A recent survey of more than 1,000 individuals revealed that half of Scottish homeowners expect the value of their house to fall after Brexit, while only three per cent believed their house value would rise.
Following the government announcement in December that tax would rise from three to four per cent, the majority of respondents (52 per cent) felt that the Additional Dwelling Tax would discourage them from buying an additional property in Scotland. This figure has increased seven per cent since the last quarter (45 per cent) and is expected to be a strong indication of the public’s diminishing confidence in a positive Brexit outcome.
The research conducted by Aberdein Considine's Property Monitor shows that the Scottish housing market once again proved its resilience on the face of both domestic and international issues, with sales breaching an £18 billion figure in 2018; a rise of £400 million on the previous year and the best spell of growth since the financial crash in 2008.

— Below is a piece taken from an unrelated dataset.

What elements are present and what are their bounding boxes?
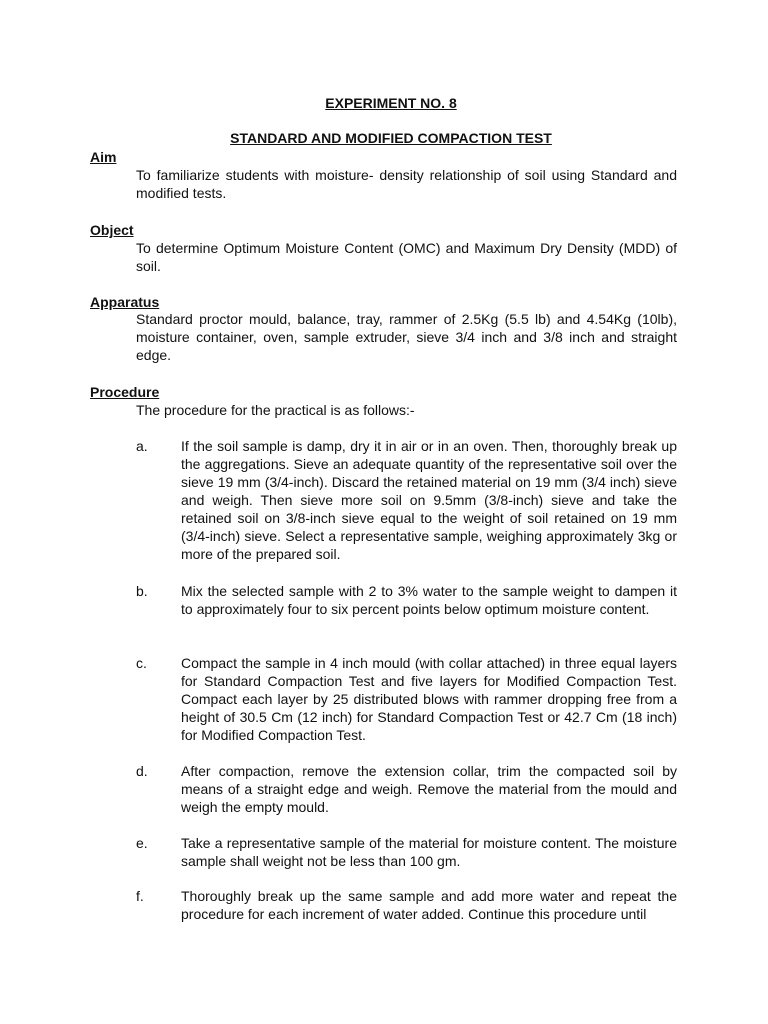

Average prices, sale volumes and overall market values all rose in the last three months of 2018.
Edinburgh continues to be the most expensive area in Scotland for the third consecutive quarter, with average prices rising 9.3 per cent to £272,989 compared with a 3.3 per cent rise to £174,290 for the whole of Scotland.
Managing partner of Aberdein Considine, Jacqueline Law, concluded:
“These figures demonstrate that the market has to a large degree recovered from the difficult days of the financial crash but we cannot ignore the uncertainty which Brexit presents.
“Homeowners and businesses could definitely benefit from a clearer understanding about what the months and years ahead have in store, and hopefully the next few weeks will bring some much needed clarity.”